Fat Cousin

Dimpy (Dimples) said, “Okay, who’s remembered homework?” Everybody in her Spatial Studies class raised a hand. That’s a good response, she thought, seeing that at the first class they hadn’t even understood the subject. They’d imagined it was cosmology, Special Studies, or some form of Physical Ed.

Her instruction to the class had been “Your homework is to remember your homework.” Even she hadn’t understood the real meaning of the sentence, but it had caught their attention. The next question was a trick one; let’s see how they dealt with it.

She said, “Who’s done homework?”

Everybody looked at each other, and half of them raised their hands, and some put them down again, and some put them up again. Dimpy smiled and thought, if the purpose of my class is to find the space between thoughts, we may be getting somewhere.

She noticed that Tom – the only student whose name she remembered – hadn’t put up his hand. “Why haven’t you done it, Tom?”

He looked incredibly pained and said, “I have a very difficult situation at home, Miss Kashi. It makes it very hard to do homework.” He was about to say more, but stopped. Others began whispering around him. Dimpy felt sorry she’d asked, and was about to ask someone else, but he started up again.

He said, “My parents both work at a logging camp.” Both of them? thought Dimpy. They’d be isolated for weeks at a time with limited facilities and friends. They must really like each other, or hate and put up with each other, something she hadn’t managed with her one-year-old Tasha’s father. He continued, “So I live with my uncle and aunty in Lucerne.” There was such hurt in his eyes; his lips moving barely; this was a child in trouble.

Tasha had only one parent but at least she was present. Tom had two absent ones. Then she thought, hang on – two parents at logging camp? Were his parents both guys? Was he getting teased about this? Was that the “very difficult situation”? Or was it something much worse – that his uncle or aunty was abusing him?

She said, “Do you want to talk about his alone? We could go outside.” She walked nearer to him and said quietly, “Shall I call the college counsellor?”

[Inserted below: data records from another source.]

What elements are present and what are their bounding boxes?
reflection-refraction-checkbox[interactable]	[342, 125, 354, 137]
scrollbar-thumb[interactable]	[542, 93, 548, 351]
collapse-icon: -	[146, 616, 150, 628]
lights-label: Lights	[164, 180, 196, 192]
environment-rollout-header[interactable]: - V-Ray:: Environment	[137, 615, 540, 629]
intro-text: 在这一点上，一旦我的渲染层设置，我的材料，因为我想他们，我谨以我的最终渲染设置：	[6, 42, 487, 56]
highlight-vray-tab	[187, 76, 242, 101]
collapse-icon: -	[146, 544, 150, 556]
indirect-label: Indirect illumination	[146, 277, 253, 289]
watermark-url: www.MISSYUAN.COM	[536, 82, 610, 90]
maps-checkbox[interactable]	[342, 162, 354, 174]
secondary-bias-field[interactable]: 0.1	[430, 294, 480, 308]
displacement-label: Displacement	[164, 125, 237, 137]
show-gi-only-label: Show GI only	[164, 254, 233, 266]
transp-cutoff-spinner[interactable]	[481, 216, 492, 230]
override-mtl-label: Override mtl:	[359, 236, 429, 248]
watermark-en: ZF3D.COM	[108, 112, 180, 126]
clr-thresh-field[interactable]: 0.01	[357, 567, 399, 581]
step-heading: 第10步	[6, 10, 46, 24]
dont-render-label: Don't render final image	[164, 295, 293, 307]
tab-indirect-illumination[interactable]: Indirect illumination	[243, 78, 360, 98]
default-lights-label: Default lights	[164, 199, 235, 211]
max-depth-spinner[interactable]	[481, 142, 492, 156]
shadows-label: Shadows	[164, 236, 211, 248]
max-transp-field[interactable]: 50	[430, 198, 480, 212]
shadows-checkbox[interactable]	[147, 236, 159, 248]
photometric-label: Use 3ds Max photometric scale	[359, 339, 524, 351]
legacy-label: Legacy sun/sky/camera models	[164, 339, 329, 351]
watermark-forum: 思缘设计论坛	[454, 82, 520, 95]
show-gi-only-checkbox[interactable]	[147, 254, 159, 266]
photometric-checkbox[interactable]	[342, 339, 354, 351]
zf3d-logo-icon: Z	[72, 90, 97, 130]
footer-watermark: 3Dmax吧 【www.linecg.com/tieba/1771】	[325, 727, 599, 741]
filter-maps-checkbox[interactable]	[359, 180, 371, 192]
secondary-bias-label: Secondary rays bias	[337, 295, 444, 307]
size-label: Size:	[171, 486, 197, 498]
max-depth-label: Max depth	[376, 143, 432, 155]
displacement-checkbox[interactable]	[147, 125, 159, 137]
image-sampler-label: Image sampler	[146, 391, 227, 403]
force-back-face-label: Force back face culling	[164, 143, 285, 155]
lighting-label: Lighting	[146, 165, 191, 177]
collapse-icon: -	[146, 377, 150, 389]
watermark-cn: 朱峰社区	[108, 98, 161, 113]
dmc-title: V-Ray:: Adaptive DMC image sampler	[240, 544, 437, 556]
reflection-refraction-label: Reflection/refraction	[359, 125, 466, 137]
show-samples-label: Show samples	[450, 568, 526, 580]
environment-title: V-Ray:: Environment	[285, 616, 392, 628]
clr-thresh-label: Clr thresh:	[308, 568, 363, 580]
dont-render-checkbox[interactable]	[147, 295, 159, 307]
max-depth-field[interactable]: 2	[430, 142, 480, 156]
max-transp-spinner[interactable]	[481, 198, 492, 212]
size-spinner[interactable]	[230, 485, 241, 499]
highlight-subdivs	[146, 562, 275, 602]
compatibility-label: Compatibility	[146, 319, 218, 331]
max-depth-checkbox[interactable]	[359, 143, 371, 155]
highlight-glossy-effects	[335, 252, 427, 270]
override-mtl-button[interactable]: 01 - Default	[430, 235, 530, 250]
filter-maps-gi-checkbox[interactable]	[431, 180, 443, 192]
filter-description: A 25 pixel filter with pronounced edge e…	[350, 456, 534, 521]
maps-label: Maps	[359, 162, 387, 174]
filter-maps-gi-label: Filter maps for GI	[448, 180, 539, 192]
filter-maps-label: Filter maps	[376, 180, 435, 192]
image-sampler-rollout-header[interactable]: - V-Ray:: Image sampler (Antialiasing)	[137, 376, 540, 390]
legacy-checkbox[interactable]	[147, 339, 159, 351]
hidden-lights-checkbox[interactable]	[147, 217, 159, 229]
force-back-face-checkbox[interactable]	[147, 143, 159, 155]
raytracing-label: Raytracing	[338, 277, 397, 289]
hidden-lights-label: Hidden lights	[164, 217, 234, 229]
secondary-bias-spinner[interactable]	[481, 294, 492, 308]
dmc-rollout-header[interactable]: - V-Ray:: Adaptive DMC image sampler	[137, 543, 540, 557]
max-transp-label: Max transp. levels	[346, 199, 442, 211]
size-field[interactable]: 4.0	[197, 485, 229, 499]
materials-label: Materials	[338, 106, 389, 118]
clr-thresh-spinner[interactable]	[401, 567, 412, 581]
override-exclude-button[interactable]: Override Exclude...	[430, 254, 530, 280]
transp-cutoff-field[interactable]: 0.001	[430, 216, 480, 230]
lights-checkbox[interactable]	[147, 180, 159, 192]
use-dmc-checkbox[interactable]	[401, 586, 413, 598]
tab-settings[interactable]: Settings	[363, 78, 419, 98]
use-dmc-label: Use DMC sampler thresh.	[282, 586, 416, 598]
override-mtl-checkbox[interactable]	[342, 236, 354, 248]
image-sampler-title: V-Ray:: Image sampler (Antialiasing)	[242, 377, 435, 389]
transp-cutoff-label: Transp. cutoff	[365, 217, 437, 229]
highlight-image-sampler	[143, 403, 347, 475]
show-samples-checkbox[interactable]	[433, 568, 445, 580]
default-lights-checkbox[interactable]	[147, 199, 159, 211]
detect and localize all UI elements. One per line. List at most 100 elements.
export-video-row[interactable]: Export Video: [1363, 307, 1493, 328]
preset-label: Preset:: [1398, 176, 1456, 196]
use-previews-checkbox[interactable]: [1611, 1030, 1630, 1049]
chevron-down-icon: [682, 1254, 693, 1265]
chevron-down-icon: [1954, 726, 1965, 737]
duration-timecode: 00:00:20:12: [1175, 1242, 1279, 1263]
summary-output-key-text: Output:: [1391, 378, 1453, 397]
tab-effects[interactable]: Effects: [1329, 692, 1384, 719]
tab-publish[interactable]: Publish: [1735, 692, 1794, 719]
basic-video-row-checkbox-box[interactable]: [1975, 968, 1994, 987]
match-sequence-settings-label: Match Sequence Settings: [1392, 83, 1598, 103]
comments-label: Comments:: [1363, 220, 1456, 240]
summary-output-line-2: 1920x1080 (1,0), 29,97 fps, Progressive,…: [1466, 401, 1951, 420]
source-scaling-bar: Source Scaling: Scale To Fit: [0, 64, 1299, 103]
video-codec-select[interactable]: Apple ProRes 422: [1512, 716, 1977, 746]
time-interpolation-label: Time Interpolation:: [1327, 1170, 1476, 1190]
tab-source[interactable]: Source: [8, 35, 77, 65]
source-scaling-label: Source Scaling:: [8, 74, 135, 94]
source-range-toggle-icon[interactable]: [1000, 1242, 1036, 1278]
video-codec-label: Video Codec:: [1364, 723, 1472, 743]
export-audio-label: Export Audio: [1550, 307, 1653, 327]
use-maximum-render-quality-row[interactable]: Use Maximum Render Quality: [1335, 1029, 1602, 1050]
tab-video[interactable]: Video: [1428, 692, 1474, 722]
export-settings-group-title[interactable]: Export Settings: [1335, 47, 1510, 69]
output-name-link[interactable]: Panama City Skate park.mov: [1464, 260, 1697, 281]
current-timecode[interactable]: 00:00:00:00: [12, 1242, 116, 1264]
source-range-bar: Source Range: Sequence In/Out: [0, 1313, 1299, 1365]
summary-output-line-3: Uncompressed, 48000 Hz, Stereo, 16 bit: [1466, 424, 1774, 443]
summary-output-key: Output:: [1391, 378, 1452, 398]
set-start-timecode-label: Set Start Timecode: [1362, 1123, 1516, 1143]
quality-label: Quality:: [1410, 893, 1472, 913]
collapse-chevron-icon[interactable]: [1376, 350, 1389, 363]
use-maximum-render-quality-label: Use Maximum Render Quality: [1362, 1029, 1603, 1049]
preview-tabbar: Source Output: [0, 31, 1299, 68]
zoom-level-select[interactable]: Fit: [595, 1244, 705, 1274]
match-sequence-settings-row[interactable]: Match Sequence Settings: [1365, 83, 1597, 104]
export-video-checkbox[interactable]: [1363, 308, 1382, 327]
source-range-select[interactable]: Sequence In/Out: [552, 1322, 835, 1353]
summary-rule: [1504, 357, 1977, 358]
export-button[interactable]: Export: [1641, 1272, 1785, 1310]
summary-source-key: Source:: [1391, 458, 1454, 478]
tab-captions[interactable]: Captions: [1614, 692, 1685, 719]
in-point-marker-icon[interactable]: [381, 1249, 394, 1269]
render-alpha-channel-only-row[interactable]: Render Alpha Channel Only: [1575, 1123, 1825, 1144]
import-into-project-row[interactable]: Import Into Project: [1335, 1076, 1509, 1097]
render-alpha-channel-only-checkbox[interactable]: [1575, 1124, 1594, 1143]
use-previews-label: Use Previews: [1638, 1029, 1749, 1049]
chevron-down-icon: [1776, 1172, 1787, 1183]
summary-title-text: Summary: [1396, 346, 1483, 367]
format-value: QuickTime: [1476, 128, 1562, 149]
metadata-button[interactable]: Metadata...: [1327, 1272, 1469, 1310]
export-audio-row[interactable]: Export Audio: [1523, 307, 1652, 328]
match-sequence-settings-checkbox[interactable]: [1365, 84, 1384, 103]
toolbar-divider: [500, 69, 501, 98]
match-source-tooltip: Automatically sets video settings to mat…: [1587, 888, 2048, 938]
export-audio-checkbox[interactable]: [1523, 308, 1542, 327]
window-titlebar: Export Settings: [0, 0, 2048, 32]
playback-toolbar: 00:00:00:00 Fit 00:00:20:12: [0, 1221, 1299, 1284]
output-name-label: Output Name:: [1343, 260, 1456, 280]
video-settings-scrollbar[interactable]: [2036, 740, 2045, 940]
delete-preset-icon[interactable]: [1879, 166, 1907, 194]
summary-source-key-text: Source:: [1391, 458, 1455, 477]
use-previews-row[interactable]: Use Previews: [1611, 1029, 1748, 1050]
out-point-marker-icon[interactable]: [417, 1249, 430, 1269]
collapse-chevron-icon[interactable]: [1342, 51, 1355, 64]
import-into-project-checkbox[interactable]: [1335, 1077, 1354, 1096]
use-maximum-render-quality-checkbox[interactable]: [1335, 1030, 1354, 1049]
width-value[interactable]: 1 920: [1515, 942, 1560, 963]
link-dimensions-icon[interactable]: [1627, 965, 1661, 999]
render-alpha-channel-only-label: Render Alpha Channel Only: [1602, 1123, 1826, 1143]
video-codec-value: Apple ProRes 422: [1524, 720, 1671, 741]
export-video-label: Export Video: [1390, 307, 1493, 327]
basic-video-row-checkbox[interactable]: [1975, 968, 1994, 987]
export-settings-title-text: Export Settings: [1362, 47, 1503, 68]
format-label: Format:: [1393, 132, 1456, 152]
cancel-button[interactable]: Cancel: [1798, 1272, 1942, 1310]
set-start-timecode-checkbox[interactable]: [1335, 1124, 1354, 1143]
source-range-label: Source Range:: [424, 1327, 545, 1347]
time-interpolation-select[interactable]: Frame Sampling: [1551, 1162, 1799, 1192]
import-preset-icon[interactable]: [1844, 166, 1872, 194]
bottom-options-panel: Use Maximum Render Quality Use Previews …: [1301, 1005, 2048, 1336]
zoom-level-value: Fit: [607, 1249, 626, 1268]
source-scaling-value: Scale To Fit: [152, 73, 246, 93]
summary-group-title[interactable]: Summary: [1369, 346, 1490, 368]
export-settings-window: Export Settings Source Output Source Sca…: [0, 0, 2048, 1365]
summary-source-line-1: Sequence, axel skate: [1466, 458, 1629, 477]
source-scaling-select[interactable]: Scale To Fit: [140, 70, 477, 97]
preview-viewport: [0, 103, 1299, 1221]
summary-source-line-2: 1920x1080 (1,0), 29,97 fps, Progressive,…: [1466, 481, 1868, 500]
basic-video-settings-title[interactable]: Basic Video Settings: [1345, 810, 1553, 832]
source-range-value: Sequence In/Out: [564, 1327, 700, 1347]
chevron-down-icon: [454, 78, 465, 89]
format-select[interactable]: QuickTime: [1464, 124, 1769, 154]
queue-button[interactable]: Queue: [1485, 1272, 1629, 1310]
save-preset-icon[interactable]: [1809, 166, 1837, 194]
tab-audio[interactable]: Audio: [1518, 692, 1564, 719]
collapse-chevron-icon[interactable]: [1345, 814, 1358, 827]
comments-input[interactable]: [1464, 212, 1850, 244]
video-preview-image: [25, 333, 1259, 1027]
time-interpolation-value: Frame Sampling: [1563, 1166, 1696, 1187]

“No need for that, Miss. Everyone in the class knows. They’ve seen her. That’s the price I pay for living with my uncle and aunty. They want to rest when they come home from work, and they tell me to take her out for a walk, and they say I have to hold her hand so she doesn’t fall down or run off. I keep swapping sides but it does no good. She’s so heavy, miss, my fat cousin. After the walk my arms are always aching. I can’t hold a pen, Miss Kashi, let alone write. That’s why I can’t do my homework.”

Dimpy was about to berate him for being silly. A college kid traumatized by having a fat cousin – how ridiculous! Then she remembered how crazy her own family was. Who would believe she had an invisible uncle?